Located on a high bluff at the confluence of the Pee Dee River and Thoroughfare Creek, and within the scenic viewshed of a state-designated scenic road and river, Hasty Point Plantation is teeming with history. The property is storied to have been a trading site for nearby Native American settlements and home to two brothers who served under Revolutionary War hero Francis Marion. The plantation is also one of 25 rice plantations in Georgetown County’s Historic Plantersville District, which were the cornerstone of the Lowcountry’s tragic slave-based economy for 150 years.

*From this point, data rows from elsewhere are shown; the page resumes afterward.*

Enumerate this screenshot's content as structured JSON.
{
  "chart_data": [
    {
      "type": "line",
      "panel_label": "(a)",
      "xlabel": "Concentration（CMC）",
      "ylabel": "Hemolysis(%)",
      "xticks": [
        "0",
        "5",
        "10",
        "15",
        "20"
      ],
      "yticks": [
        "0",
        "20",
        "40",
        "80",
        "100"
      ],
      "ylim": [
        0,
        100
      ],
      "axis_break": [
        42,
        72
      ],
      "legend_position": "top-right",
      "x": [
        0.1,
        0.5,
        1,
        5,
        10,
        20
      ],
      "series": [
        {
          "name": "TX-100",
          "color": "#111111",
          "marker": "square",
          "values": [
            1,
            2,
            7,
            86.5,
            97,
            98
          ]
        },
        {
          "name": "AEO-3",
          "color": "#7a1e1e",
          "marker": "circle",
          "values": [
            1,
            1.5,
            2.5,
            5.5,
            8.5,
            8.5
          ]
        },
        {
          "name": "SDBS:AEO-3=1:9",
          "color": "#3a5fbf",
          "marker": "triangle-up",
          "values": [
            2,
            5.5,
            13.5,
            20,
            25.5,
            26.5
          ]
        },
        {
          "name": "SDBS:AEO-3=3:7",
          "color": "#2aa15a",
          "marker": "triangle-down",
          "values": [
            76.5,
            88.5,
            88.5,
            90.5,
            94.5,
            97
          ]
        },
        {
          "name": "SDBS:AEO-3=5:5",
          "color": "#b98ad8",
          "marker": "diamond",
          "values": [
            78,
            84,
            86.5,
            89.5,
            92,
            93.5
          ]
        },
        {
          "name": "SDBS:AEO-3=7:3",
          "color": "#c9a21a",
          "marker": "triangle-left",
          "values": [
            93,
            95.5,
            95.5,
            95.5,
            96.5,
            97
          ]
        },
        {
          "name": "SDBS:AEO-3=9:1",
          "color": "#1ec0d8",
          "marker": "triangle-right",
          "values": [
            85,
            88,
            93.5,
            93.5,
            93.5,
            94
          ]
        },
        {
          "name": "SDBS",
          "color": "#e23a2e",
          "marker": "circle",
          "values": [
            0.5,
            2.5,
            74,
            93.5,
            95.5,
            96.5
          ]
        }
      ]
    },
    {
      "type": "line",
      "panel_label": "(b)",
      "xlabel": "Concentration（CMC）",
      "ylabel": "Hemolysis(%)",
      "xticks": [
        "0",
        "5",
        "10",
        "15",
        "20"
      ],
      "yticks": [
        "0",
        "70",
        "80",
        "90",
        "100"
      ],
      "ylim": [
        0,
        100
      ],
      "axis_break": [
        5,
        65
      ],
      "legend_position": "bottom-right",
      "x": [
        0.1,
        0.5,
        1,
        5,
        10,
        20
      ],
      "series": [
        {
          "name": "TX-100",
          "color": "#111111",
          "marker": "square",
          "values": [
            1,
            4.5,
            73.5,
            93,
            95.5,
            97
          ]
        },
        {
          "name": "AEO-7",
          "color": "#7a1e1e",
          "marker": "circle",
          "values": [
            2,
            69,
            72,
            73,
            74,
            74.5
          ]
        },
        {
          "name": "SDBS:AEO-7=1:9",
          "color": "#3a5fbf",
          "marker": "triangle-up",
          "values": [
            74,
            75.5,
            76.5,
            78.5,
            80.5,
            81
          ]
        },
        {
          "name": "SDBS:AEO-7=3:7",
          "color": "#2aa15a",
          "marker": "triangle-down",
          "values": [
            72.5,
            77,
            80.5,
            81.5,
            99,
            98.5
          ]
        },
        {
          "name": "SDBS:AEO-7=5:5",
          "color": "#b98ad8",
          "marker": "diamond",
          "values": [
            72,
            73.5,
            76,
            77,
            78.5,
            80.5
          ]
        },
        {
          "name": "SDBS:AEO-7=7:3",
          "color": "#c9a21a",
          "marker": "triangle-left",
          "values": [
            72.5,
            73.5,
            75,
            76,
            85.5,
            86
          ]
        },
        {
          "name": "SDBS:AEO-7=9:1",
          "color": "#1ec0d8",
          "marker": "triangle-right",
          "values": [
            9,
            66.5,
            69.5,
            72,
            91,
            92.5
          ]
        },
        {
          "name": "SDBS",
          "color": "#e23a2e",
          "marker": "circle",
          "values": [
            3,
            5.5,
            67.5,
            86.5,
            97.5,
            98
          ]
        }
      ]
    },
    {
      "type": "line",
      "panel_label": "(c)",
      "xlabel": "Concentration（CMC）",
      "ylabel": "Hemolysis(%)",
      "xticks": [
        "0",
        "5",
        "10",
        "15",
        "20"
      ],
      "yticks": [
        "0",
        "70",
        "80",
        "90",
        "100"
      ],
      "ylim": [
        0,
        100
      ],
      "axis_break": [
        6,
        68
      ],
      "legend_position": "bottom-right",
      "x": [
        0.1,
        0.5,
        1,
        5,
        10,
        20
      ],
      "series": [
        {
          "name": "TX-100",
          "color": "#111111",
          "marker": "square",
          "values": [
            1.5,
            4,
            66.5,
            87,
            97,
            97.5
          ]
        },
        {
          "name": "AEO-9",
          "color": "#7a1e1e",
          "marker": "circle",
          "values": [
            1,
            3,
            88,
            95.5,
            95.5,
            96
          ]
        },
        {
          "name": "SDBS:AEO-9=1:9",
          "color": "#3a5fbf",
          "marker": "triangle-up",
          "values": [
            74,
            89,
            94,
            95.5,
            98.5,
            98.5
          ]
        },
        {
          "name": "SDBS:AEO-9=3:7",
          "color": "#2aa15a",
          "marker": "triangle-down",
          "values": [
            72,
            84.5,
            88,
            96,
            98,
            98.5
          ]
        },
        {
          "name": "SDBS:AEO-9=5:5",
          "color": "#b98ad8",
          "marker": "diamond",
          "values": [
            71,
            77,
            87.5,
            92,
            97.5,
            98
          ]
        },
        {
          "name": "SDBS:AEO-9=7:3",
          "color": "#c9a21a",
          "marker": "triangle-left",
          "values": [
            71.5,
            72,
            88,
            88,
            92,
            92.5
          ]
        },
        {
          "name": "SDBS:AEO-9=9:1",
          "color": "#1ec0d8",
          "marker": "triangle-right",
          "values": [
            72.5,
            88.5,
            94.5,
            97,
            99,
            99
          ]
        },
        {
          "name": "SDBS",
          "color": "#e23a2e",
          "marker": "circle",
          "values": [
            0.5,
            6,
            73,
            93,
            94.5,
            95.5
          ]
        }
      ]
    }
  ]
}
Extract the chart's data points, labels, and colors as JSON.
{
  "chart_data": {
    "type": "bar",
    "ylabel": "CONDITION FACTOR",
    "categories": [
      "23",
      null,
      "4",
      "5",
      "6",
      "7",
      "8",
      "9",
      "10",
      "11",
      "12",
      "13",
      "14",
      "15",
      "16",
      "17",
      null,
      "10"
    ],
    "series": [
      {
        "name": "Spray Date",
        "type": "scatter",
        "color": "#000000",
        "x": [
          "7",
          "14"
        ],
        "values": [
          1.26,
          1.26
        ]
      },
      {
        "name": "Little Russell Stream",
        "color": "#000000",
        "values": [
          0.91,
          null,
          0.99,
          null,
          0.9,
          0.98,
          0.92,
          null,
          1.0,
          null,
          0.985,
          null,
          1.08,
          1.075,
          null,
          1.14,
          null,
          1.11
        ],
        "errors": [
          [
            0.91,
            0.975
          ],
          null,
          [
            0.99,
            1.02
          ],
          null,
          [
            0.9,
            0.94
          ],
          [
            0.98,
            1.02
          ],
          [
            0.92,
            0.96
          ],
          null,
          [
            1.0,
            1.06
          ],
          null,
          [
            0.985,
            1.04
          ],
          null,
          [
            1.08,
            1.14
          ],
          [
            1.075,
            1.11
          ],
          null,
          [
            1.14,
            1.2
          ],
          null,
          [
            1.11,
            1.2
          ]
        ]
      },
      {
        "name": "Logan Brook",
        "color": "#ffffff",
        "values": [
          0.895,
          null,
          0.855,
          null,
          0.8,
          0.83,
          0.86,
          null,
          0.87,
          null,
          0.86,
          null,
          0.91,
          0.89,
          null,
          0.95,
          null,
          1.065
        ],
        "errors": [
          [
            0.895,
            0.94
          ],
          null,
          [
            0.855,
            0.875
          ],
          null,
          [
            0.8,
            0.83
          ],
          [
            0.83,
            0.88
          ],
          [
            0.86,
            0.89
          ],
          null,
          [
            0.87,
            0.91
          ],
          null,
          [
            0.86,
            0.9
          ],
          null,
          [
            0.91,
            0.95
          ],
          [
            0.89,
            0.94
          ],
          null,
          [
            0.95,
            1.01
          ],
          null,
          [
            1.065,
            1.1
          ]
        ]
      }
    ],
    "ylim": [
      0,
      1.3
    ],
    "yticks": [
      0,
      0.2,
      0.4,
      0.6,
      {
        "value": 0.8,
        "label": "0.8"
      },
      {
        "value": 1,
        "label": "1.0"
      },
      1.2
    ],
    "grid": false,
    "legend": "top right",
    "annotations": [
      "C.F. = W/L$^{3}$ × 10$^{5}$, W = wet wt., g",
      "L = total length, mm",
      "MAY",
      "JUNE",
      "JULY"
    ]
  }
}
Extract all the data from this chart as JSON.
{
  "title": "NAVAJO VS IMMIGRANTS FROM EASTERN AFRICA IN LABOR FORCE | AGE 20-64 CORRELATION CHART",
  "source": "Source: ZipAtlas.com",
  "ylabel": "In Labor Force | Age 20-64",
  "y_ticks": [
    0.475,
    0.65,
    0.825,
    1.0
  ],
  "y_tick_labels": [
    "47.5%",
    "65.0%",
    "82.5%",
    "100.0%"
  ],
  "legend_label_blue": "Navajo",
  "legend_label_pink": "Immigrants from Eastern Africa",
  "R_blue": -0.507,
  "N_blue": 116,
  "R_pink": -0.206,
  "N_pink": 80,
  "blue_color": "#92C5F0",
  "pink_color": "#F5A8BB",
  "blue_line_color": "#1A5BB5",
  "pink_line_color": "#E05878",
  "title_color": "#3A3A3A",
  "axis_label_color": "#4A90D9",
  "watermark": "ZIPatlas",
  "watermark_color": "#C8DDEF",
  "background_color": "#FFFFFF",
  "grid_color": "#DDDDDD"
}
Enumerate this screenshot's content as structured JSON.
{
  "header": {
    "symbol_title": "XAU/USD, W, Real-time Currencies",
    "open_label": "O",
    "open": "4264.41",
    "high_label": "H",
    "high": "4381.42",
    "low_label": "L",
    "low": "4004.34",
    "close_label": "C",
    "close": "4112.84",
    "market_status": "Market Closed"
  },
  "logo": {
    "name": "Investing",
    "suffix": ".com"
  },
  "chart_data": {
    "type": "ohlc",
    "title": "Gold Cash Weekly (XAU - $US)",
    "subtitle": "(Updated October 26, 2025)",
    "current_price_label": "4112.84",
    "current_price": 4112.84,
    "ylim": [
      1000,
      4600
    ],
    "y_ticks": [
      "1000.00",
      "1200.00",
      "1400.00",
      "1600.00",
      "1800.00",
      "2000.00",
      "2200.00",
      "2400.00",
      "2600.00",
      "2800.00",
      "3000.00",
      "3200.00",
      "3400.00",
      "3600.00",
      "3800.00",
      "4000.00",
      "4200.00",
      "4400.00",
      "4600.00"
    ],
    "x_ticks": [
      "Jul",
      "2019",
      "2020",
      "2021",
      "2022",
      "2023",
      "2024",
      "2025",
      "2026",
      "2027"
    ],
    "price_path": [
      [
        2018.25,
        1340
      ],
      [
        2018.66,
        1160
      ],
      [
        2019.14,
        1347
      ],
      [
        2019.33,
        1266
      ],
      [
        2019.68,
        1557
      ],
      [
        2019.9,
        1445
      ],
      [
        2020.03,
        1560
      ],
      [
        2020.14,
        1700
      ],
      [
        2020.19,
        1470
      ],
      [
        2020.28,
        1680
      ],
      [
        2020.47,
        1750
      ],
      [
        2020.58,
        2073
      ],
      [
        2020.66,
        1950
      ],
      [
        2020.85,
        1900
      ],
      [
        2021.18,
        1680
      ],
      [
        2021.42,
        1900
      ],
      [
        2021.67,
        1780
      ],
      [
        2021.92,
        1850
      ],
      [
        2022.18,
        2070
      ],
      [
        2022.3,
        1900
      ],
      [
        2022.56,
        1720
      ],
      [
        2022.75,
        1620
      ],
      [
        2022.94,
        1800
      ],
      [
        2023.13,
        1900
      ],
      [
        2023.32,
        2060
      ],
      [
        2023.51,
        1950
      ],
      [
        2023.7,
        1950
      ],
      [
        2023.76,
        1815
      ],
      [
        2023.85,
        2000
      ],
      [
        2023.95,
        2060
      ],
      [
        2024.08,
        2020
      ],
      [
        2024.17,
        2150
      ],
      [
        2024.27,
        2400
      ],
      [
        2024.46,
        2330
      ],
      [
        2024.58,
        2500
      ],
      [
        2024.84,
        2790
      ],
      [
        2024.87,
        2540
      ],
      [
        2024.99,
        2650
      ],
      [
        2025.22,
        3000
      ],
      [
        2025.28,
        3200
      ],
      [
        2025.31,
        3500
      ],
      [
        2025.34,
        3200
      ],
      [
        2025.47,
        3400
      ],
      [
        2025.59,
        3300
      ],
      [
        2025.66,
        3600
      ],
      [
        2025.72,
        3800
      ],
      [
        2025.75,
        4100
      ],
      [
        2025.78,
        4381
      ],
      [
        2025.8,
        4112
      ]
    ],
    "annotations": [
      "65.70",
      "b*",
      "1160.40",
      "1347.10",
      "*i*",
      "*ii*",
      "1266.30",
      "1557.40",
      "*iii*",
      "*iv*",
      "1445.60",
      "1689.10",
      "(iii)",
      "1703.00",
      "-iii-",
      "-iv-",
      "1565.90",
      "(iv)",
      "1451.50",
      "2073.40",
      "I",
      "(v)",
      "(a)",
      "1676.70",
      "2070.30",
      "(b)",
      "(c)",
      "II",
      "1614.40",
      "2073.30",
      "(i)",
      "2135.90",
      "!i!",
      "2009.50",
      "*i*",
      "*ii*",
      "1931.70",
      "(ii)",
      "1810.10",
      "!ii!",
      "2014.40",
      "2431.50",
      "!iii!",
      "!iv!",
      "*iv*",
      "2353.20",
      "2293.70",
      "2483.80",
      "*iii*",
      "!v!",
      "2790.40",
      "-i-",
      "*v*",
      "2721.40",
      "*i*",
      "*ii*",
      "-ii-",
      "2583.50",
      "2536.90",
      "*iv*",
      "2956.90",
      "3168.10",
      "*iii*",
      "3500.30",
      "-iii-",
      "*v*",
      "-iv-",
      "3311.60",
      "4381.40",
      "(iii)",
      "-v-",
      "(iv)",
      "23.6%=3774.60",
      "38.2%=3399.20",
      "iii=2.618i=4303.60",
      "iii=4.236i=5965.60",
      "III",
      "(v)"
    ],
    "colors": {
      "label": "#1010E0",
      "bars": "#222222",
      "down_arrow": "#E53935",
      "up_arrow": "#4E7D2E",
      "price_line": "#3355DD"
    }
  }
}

With their conservation, the two properties will continue to remain much like they are today and were hundreds of years ago. After a long and complicated progression of private landowners that tell the complex story of the South, the Schofield family’s generosity will ensure a new legacy of public access.

The Schofield family’s commitment to preserving and restoring the natural communities and cultural history of the family land is evident in details from the flowering native plants under a longleaf pine overstory to the beautifully restored rice barn on the banks of the river.

Mandala Research and Coastal Carolina University are leading the scoping and planning for the future of Hasty Point, by conducting interviews with local stakeholders to gain a wide variety of perspectives on community needs. Lead consultant Laura Mandala is familiar with the importance of incorporating the history and culture into the plan, and is interested in speaking with individuals who want to contribute their knowledge and perspective on how Hasty Point can fulfill its potential for contributing to the community, the region, and beyond. 

Founded in 1974, OSI has grown to become a partner in the protection of nearly 2.3 million acres along the eastern seaboard from Quebec to Florida — including more than 100,000 acres in the Southeastern U.S.